Maar het bleek een goede en berekende zet, zowel voor de studio als voor Preston Sturges die met slechts dertien films als regisseur, waarvan acht bij Paramount in de periode 1940-44, in de studio zijn stempel achterliet. Billy Wilder is het heel anders vergaan. Hij was veel productiever, meer prominent aanwezig en ook veelzijdiger. Hij kon zich in die onzekere oorlogsjaren beter profileren bij Paramount en van bij zijn eerste film voor de studio, “The Major and the Minor” (1942), maakte hij meteen een vuist en worstelde hij zich naar de kop van het peloton in de nieuwe lichting van toonaangevende regisseurs(-scenaristen) die zich bij alle studio’s op zeer korte tijd zouden manifesteerden, zoals Jules Dassin, Fred Zinnemann, Orson Welles, Robert Wise, Elia Kazan, Jean Renoir, George Sidney, André De Toth, Douglas Sirk of Mark Robson.
Maar het nam niet weg dat de oorlogsjaren een scharniermoment werden in de historiek van Paramount (en dat gold voor alle studio’s): er was de veranderde smaak van het publiek nà de oorlog, de communistenjacht die werd ingezet in de tweede helft van de jaren veertig, de opkomst van televisie, en de geleidelijke aftakeling van het studiosysteem. Ze zouden zouden diepe, maar niet onherstelbare sporen nalaten.
Paramount beleefde de woelige en turbulente periode 1940-45 met een dubbel gevoel: enerzijds werd de productie teruggeschroefd van ruim 60 naar pakweg 20 films per jaar, maar anderzijds was de omzet bijzonder hoopgevend. Nieuwe sterren als Veronica Lake, Betty Hutton, Alan Ladd en Paulette Goddard gaven een extra impuls, en met de zeven “Road”-films (1940-1962) met het trio Bing Crosby, Bob Hope en Dorothy Lamour, bleef Paramount op kruissnelheid.

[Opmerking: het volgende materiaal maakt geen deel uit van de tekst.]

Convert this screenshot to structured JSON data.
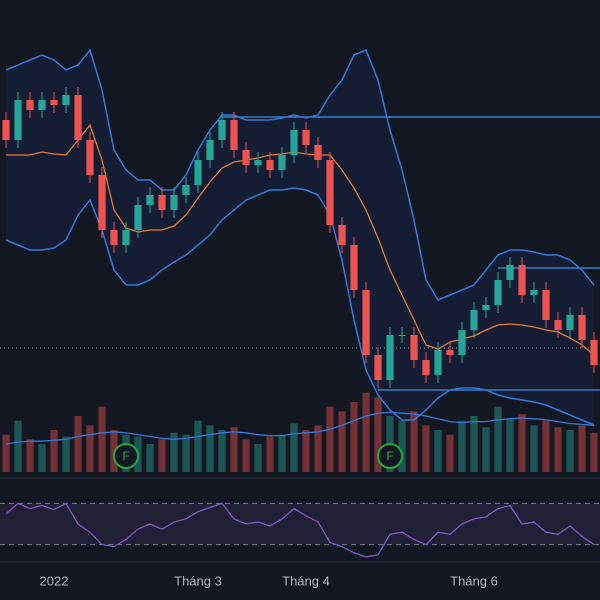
{
  "chart_data": {
    "type": "candlestick",
    "categories": [
      null,
      null,
      null,
      null,
      "2022",
      null,
      null,
      null,
      null,
      null,
      null,
      null,
      null,
      null,
      null,
      null,
      "Tháng 3",
      null,
      null,
      null,
      null,
      null,
      null,
      null,
      null,
      "Tháng 4",
      null,
      null,
      null,
      null,
      null,
      null,
      null,
      null,
      null,
      null,
      null,
      null,
      null,
      "Tháng 6",
      null,
      null,
      null,
      null,
      null,
      null,
      null,
      null,
      null,
      null
    ],
    "open": [
      360,
      340,
      380,
      370,
      380,
      375,
      385,
      340,
      305,
      250,
      235,
      250,
      275,
      285,
      270,
      285,
      295,
      320,
      340,
      360,
      330,
      315,
      320,
      310,
      325,
      350,
      335,
      320,
      255,
      235,
      190,
      125,
      100,
      145,
      145,
      120,
      105,
      130,
      125,
      150,
      170,
      175,
      200,
      215,
      185,
      190,
      160,
      150,
      165,
      140
    ],
    "close": [
      340,
      380,
      370,
      380,
      375,
      385,
      340,
      305,
      250,
      235,
      250,
      275,
      285,
      270,
      285,
      295,
      320,
      340,
      360,
      330,
      315,
      320,
      310,
      325,
      350,
      335,
      320,
      255,
      235,
      190,
      125,
      100,
      145,
      145,
      120,
      105,
      130,
      125,
      150,
      170,
      175,
      200,
      215,
      185,
      190,
      160,
      150,
      165,
      140,
      115
    ],
    "high": [
      368,
      388,
      388,
      388,
      388,
      393,
      393,
      348,
      313,
      258,
      258,
      283,
      293,
      293,
      293,
      303,
      328,
      348,
      368,
      368,
      338,
      328,
      328,
      333,
      358,
      358,
      343,
      328,
      263,
      243,
      198,
      133,
      153,
      153,
      153,
      128,
      138,
      138,
      158,
      178,
      183,
      208,
      223,
      223,
      198,
      198,
      168,
      173,
      173,
      148
    ],
    "low": [
      332,
      332,
      362,
      362,
      367,
      367,
      332,
      297,
      242,
      227,
      227,
      242,
      267,
      262,
      262,
      277,
      287,
      312,
      332,
      322,
      307,
      307,
      302,
      302,
      317,
      327,
      312,
      247,
      227,
      182,
      117,
      92,
      92,
      137,
      112,
      97,
      97,
      117,
      117,
      142,
      162,
      167,
      192,
      177,
      177,
      152,
      142,
      142,
      132,
      107
    ],
    "ylim": [
      0,
      480
    ],
    "up_color": "#26a69a",
    "down_color": "#ef5350",
    "bands": {
      "color": "#3179d8",
      "mid_color": "#e07b30",
      "upper": [
        410,
        415,
        420,
        425,
        420,
        410,
        415,
        430,
        390,
        330,
        310,
        300,
        300,
        290,
        290,
        305,
        330,
        350,
        365,
        365,
        360,
        360,
        360,
        362,
        365,
        362,
        365,
        385,
        400,
        425,
        430,
        400,
        350,
        310,
        260,
        200,
        180,
        185,
        190,
        195,
        210,
        225,
        230,
        230,
        228,
        225,
        225,
        220,
        210,
        195
      ],
      "middle": [
        325,
        325,
        325,
        328,
        326,
        325,
        340,
        355,
        320,
        270,
        252,
        248,
        250,
        250,
        254,
        265,
        282,
        298,
        312,
        318,
        320,
        322,
        325,
        326,
        328,
        326,
        325,
        325,
        310,
        292,
        270,
        242,
        210,
        185,
        160,
        135,
        131,
        138,
        141,
        144,
        150,
        155,
        156,
        155,
        153,
        150,
        148,
        142,
        135,
        125
      ],
      "lower": [
        240,
        235,
        230,
        230,
        232,
        240,
        265,
        280,
        250,
        210,
        195,
        195,
        200,
        210,
        218,
        225,
        235,
        245,
        260,
        270,
        280,
        285,
        290,
        290,
        292,
        290,
        285,
        265,
        220,
        160,
        110,
        85,
        70,
        60,
        60,
        70,
        82,
        90,
        92,
        92,
        90,
        85,
        82,
        80,
        78,
        75,
        70,
        65,
        60,
        55
      ]
    },
    "levels": [
      363,
      212,
      90
    ],
    "levels_start": [
      18,
      41,
      31
    ],
    "level_color": "#3d8fe0",
    "price_line": 132,
    "volume": [
      40,
      55,
      35,
      30,
      45,
      38,
      60,
      50,
      70,
      45,
      40,
      38,
      30,
      35,
      42,
      40,
      55,
      50,
      45,
      48,
      35,
      30,
      38,
      40,
      52,
      45,
      50,
      70,
      65,
      75,
      85,
      80,
      60,
      55,
      65,
      50,
      45,
      40,
      55,
      60,
      48,
      70,
      58,
      62,
      50,
      55,
      48,
      45,
      50,
      42
    ],
    "volume_ma": [
      30,
      32,
      33,
      33,
      34,
      35,
      38,
      40,
      42,
      43,
      42,
      40,
      38,
      36,
      35,
      36,
      38,
      40,
      42,
      43,
      42,
      40,
      39,
      39,
      41,
      42,
      43,
      46,
      50,
      55,
      60,
      63,
      64,
      63,
      62,
      60,
      57,
      54,
      53,
      54,
      54,
      56,
      57,
      58,
      57,
      56,
      54,
      52,
      51,
      50
    ],
    "volume_ylim": [
      0,
      120
    ],
    "events": [
      {
        "index": 10,
        "label": "F"
      },
      {
        "index": 32,
        "label": "F"
      }
    ],
    "rsi": [
      60,
      70,
      65,
      68,
      64,
      70,
      50,
      42,
      30,
      28,
      35,
      45,
      50,
      45,
      52,
      55,
      62,
      66,
      70,
      55,
      50,
      52,
      48,
      55,
      65,
      58,
      52,
      32,
      28,
      22,
      18,
      20,
      40,
      42,
      35,
      30,
      42,
      40,
      50,
      55,
      57,
      65,
      68,
      50,
      52,
      42,
      40,
      48,
      38,
      30
    ],
    "rsi_ylim": [
      15,
      85
    ],
    "rsi_bands": [
      30,
      70
    ],
    "rsi_color": "#7e57c2"
  }
}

Tijdens de Tweede Wereldoorlog deden alle studio’s hun duit in het zakje om het publiek warm te maken voor het aankopen van ‘war bonds’ (om de oorlog mee te financieren). Paramount gebruikte “Star Spangled Rhythm” (1943) als excuus om alle sterren en ‘contract players’ werkzaam voor de studio in een acceptabele extravaganza op te voeren, met als bonus een netjes in de plot verwerkte studiotoer en een blik achter de schermen.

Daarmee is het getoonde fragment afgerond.